Archimedes' Principle

Buoyant force: An upward force exerted by a fluid that opposes the weight of an immersed object.
Archimedes principle: The buoyant force exerted on a body immersed in a fluid is equal to the weight of the fluid the body displaces.
It should also be noted that a submerged object displaces a volume of fluid equal to its own volume.

For example: an object with an weight of 5N in the air is put in the water and weighs 4.5N. Then we know that the difference in weight, 0.5N, will be the weight of the water displaced.

Rate of Flow

When fuild is flowing in one direction in a pipe, the rate of flow (Q) is defined to be the volume of fluid flowing out of the pipe each second:

Q = vtA/t = vA, where v is velocity of the flow, and A is pipe's cross-secctional area.

Equation of Continuity

If the flow is laminar, then the equation of continuity states that the rate of flow Q will be constant, ie, the same in different places of the pipe. Therefore, as the cross-sectional area decreases, the velocity of the flow must increase:

v₁A₁ = v₂A₂

Bernoulli's Equation

In the diagram below, we are looking at the flow at 2 different levels h1 and h2. The pressure, veolocity, cross-sectional area (of the pipe) of the flow at the 2 different levels are P1 & P2, v1 & v2, and A1 & A2. Suppose p is the fluid density.

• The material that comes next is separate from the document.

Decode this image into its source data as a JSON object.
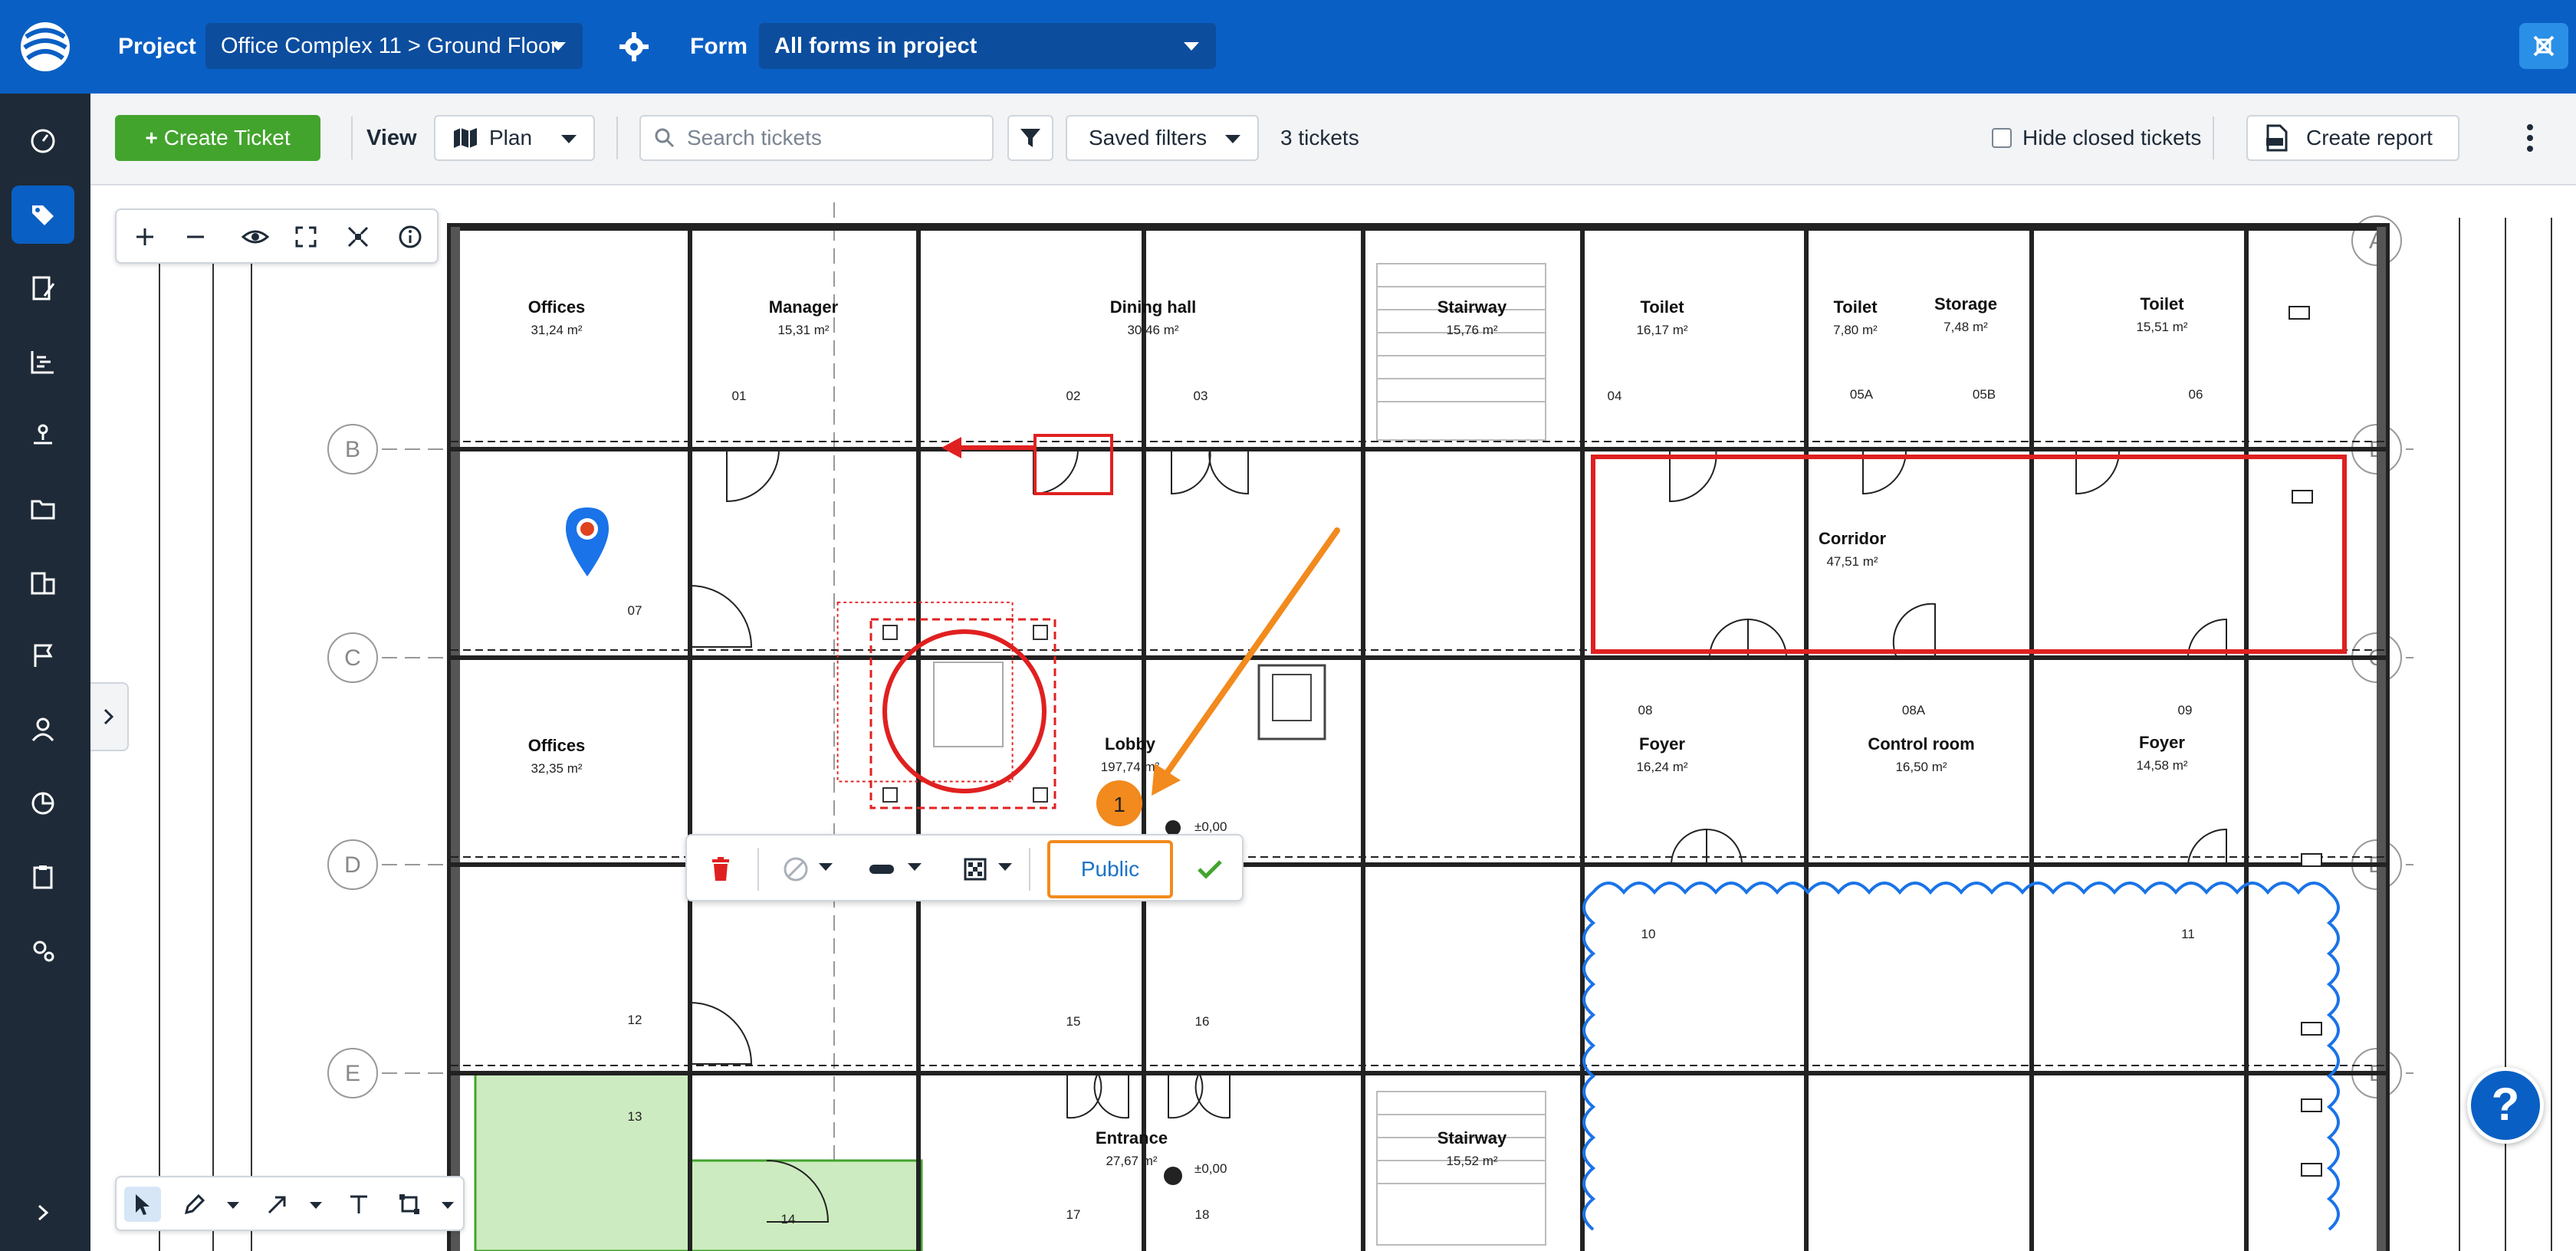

Note in the diagram, p1 and p2 are not the same, as they they are at different levels. But when you add an extra pressure to p1, that extra pressure will be added to p2 as well.

The Buernoulli's equation is given as:

P₁ + pgh₁ + 1/2 pv₁² = P₂ + pgh₂ + 1/2 pv₂²

Let's prove it:

We know work done ΔW = FΔd. In the case of fluid flow, we have F₁ at level 1 = P₁A₁, F₂ at level 2 = P₂A₂ The distance Δd₁ at level 1 = v₁t and distance Δd₂ at level 2 = v₂t

Therefore ΔW = P₁A₁v₁t - P₂A₂v₂t

Since Avt is basically fluid volume, Avt = V, which is equal to m/p, v=m/p, where m is fluid mass and p is fluid density, we have

1. ΔW = P₁A₁v₁t - P₂A₂v₂t = P₁m/p - P₂m/p

When fluid is moved from level 1 to level 2, the change in potential energy

2. ΔPE = mgh₂ - mgh₁

And the change in kinetic energy

3. ΔKE = 1/2 mv_2² - 1/2 mv₁²

Adding up 2. nad 3. above will give us the same ΔW as in 1.

4. P₁m/p - P₂m/p = ΔPE + ΔKE = mgh₂ - mgh₁ + 1/2 mv_2² - 1/2 mv₁²

Therefore we have:

5. P₁ + pgh₁ + 1/2 pv₁² = P₂ + pgh₂ + 1/2 pv₂²

Fluid at rest

Applying the Buernoulli's equation by eliminating the items with velocity v (since v = 0), we have:

ΔP = P₂ - P₁ = pgΔh = pg(h₁-h₂)

This means the difference in pressure is just proportional to the difference in fuild levels.

Fluid escaping through a small orifice

When an orifice is opened, the PE = pgh at orifice  will all be converted to  KE = 1/2 pv². So we have

1/2 pv² = pgh, eliminating p, we have

1/2 v² = gh

As fluid flows out, h will become smaller, and therefore v will become slower too.

At orifice, flow rate R = vA, from which you can derive the relationship between flow rate R and height h.

Fluid moving horizontally

Applying the Buernoulli's equation, h₁ = h₂, we can eliminate the pgh terms:

P₁ + 1/2 pv₁² = P₂ + 1/2 pv₂²

P₁ - P₂ = (1/2) p (v₂² - v₁²)

As velocity of moving fluid increases, its static pressure descreases.